Little seems to work lately, and it’s as puzzling as it is frustrating. Maybe it’s just blog bias talking, but I refuse to believe the Towson game was a fluke. The Dutchmen were playing good, gritty ball for weeks before that. They weren’t a perfect team—even back then the point guard quandary lurked—but they were a lot better than this.

Where did that team go? It better show up tonight in Boston, where the Dutchmen are faced with one of their most pivotal early-season conference games in memory. Facing Northeastern, another fierce defensive team and a squad that’s beginning to play like the team that was a pre-season favorite, doesn’t seem to be the medicine for whatever ails the Dutchmen.

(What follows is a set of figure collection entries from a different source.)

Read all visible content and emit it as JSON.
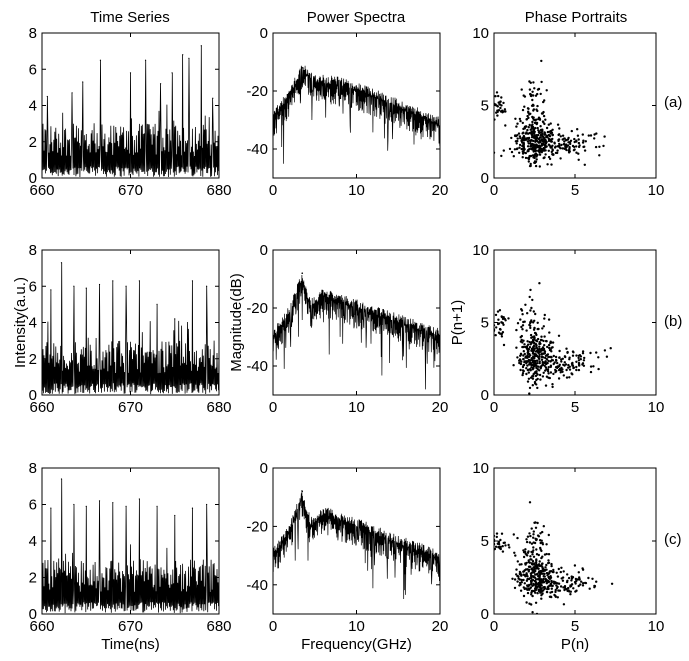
{
  "figure": {
    "column_titles": [
      "Time Series",
      "Power Spectra",
      "Phase Portraits"
    ],
    "row_labels": [
      "(a)",
      "(b)",
      "(c)"
    ]
  },
  "chart_data": [
    {
      "type": "line",
      "panel": "time-series-a",
      "xlim": [
        660,
        680
      ],
      "ylim": [
        0,
        8
      ],
      "xticks": [
        660,
        670,
        680
      ],
      "yticks": [
        0,
        2,
        4,
        6,
        8
      ],
      "xlabel": "",
      "ylabel": "",
      "peaks": [
        {
          "x": 660.6,
          "y": 4.5
        },
        {
          "x": 663.4,
          "y": 4.7
        },
        {
          "x": 664.6,
          "y": 5.3
        },
        {
          "x": 666.6,
          "y": 6.5
        },
        {
          "x": 670.0,
          "y": 5.8
        },
        {
          "x": 671.7,
          "y": 6.5
        },
        {
          "x": 673.4,
          "y": 5.2
        },
        {
          "x": 674.7,
          "y": 5.8
        },
        {
          "x": 675.9,
          "y": 6.8
        },
        {
          "x": 676.6,
          "y": 6.6
        },
        {
          "x": 678.0,
          "y": 7.3
        },
        {
          "x": 679.3,
          "y": 4.4
        }
      ],
      "baseline_range": [
        0,
        3
      ],
      "description_peaks_count": 12
    },
    {
      "type": "line",
      "panel": "power-spectra-a",
      "xlim": [
        0,
        20
      ],
      "ylim": [
        -50,
        0
      ],
      "xticks": [
        0,
        10,
        20
      ],
      "yticks": [
        0,
        -20,
        -40
      ],
      "xlabel": "",
      "ylabel": "",
      "envelope": [
        {
          "x": 0,
          "y": -30
        },
        {
          "x": 2,
          "y": -22
        },
        {
          "x": 3.5,
          "y": -13
        },
        {
          "x": 5,
          "y": -17
        },
        {
          "x": 8,
          "y": -18
        },
        {
          "x": 12,
          "y": -22
        },
        {
          "x": 16,
          "y": -27
        },
        {
          "x": 20,
          "y": -32
        }
      ],
      "peak": {
        "x": 3.5,
        "y": -12
      }
    },
    {
      "type": "scatter",
      "panel": "phase-portrait-a",
      "xlim": [
        0,
        10
      ],
      "ylim": [
        0,
        10
      ],
      "xticks": [
        0,
        5,
        10
      ],
      "yticks": [
        0,
        5,
        10
      ],
      "xlabel": "",
      "ylabel": "",
      "clusters": [
        {
          "cx": 2.5,
          "cy": 2.5,
          "sx": 0.6,
          "sy": 0.8,
          "n": 260
        },
        {
          "cx": 4.0,
          "cy": 2.3,
          "sx": 1.2,
          "sy": 0.5,
          "n": 140
        },
        {
          "cx": 2.4,
          "cy": 4.5,
          "sx": 0.4,
          "sy": 1.5,
          "n": 90
        },
        {
          "cx": 0.3,
          "cy": 5.0,
          "sx": 0.25,
          "sy": 0.4,
          "n": 30
        }
      ]
    },
    {
      "type": "line",
      "panel": "time-series-b",
      "xlim": [
        660,
        680
      ],
      "ylim": [
        0,
        8
      ],
      "xticks": [
        660,
        670,
        680
      ],
      "yticks": [
        0,
        2,
        4,
        6,
        8
      ],
      "xlabel": "",
      "ylabel": "Intensity(a.u.)",
      "peaks": [
        {
          "x": 661.0,
          "y": 5.8
        },
        {
          "x": 662.2,
          "y": 7.3
        },
        {
          "x": 663.6,
          "y": 6.0
        },
        {
          "x": 665.0,
          "y": 5.9
        },
        {
          "x": 666.5,
          "y": 6.1
        },
        {
          "x": 668.0,
          "y": 6.3
        },
        {
          "x": 669.5,
          "y": 6.0
        },
        {
          "x": 671.0,
          "y": 6.3
        },
        {
          "x": 673.0,
          "y": 5.0
        },
        {
          "x": 675.0,
          "y": 4.2
        },
        {
          "x": 677.0,
          "y": 6.3
        },
        {
          "x": 678.6,
          "y": 6.0
        }
      ],
      "baseline_range": [
        0,
        3
      ]
    },
    {
      "type": "line",
      "panel": "power-spectra-b",
      "xlim": [
        0,
        20
      ],
      "ylim": [
        -50,
        0
      ],
      "xticks": [
        0,
        10,
        20
      ],
      "yticks": [
        0,
        -20,
        -40
      ],
      "xlabel": "",
      "ylabel": "Magnitude(dB)",
      "envelope": [
        {
          "x": 0,
          "y": -30
        },
        {
          "x": 2,
          "y": -22
        },
        {
          "x": 3.5,
          "y": -10
        },
        {
          "x": 4.5,
          "y": -20
        },
        {
          "x": 6,
          "y": -16
        },
        {
          "x": 10,
          "y": -20
        },
        {
          "x": 15,
          "y": -25
        },
        {
          "x": 20,
          "y": -30
        }
      ],
      "peak": {
        "x": 3.5,
        "y": -8
      }
    },
    {
      "type": "scatter",
      "panel": "phase-portrait-b",
      "xlim": [
        0,
        10
      ],
      "ylim": [
        0,
        10
      ],
      "xticks": [
        0,
        5,
        10
      ],
      "yticks": [
        0,
        5,
        10
      ],
      "xlabel": "",
      "ylabel": "P(n+1)",
      "clusters": [
        {
          "cx": 2.5,
          "cy": 2.5,
          "sx": 0.6,
          "sy": 0.8,
          "n": 220
        },
        {
          "cx": 4.2,
          "cy": 2.2,
          "sx": 1.2,
          "sy": 0.5,
          "n": 130
        },
        {
          "cx": 2.4,
          "cy": 4.2,
          "sx": 0.4,
          "sy": 1.4,
          "n": 90
        },
        {
          "cx": 0.3,
          "cy": 4.8,
          "sx": 0.25,
          "sy": 0.4,
          "n": 30
        }
      ]
    },
    {
      "type": "line",
      "panel": "time-series-c",
      "xlim": [
        660,
        680
      ],
      "ylim": [
        0,
        8
      ],
      "xticks": [
        660,
        670,
        680
      ],
      "yticks": [
        0,
        2,
        4,
        6,
        8
      ],
      "xlabel": "Time(ns)",
      "ylabel": "",
      "peaks": [
        {
          "x": 661.0,
          "y": 5.8
        },
        {
          "x": 662.2,
          "y": 7.4
        },
        {
          "x": 663.6,
          "y": 6.0
        },
        {
          "x": 665.0,
          "y": 5.9
        },
        {
          "x": 666.5,
          "y": 6.2
        },
        {
          "x": 668.0,
          "y": 6.1
        },
        {
          "x": 669.5,
          "y": 5.9
        },
        {
          "x": 671.0,
          "y": 6.3
        },
        {
          "x": 673.0,
          "y": 5.9
        },
        {
          "x": 675.0,
          "y": 5.4
        },
        {
          "x": 677.0,
          "y": 5.8
        },
        {
          "x": 678.6,
          "y": 6.0
        }
      ],
      "baseline_range": [
        0,
        3
      ]
    },
    {
      "type": "line",
      "panel": "power-spectra-c",
      "xlim": [
        0,
        20
      ],
      "ylim": [
        -50,
        0
      ],
      "xticks": [
        0,
        10,
        20
      ],
      "yticks": [
        0,
        -20,
        -40
      ],
      "xlabel": "Frequency(GHz)",
      "ylabel": "",
      "envelope": [
        {
          "x": 0,
          "y": -30
        },
        {
          "x": 2,
          "y": -22
        },
        {
          "x": 3.5,
          "y": -10
        },
        {
          "x": 4.5,
          "y": -20
        },
        {
          "x": 6,
          "y": -16
        },
        {
          "x": 10,
          "y": -20
        },
        {
          "x": 15,
          "y": -26
        },
        {
          "x": 20,
          "y": -31
        }
      ],
      "peak": {
        "x": 3.5,
        "y": -8
      }
    },
    {
      "type": "scatter",
      "panel": "phase-portrait-c",
      "xlim": [
        0,
        10
      ],
      "ylim": [
        0,
        10
      ],
      "xticks": [
        0,
        5,
        10
      ],
      "yticks": [
        0,
        5,
        10
      ],
      "xlabel": "P(n)",
      "ylabel": "",
      "clusters": [
        {
          "cx": 2.5,
          "cy": 2.5,
          "sx": 0.6,
          "sy": 0.8,
          "n": 220
        },
        {
          "cx": 4.2,
          "cy": 2.2,
          "sx": 1.2,
          "sy": 0.5,
          "n": 130
        },
        {
          "cx": 2.4,
          "cy": 4.2,
          "sx": 0.4,
          "sy": 1.4,
          "n": 90
        },
        {
          "cx": 0.3,
          "cy": 4.8,
          "sx": 0.25,
          "sy": 0.4,
          "n": 30
        }
      ]
    }
  ]
}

But if the Dutchmen don’t get on track now, when will they? With Delaware, VCU, Drexel again and Northeastern again awaiting following tonight, a season that once seemed to promise magic in March is threatening to turn very late very early.

Maybe a DD road trip will cure whatever ails the Dutchmen (hey, they’re 2-0 in road games I’ve attended this year). I’m planning to make my first visit to Northeastern tonight. If you’re there, I’ll be the guy yelling about Carlos Pena.

(Pre-road trip edit: Pick to click is Jenkins. Just has to be, right?)

Email Jerry at defiantlydutch@yahoo.com.

1 comment:

MLB1974 said...

Good game analysis overall, but I think you should have at least mentioned the silver lining on this cloud. Dane Johnson played like a champ with 10 points, 10 rebounds, and 4 blocks. He and Washington have really been playing well together, and the pair has earned the right to be out on the floor at the same time and not just as subs for each other.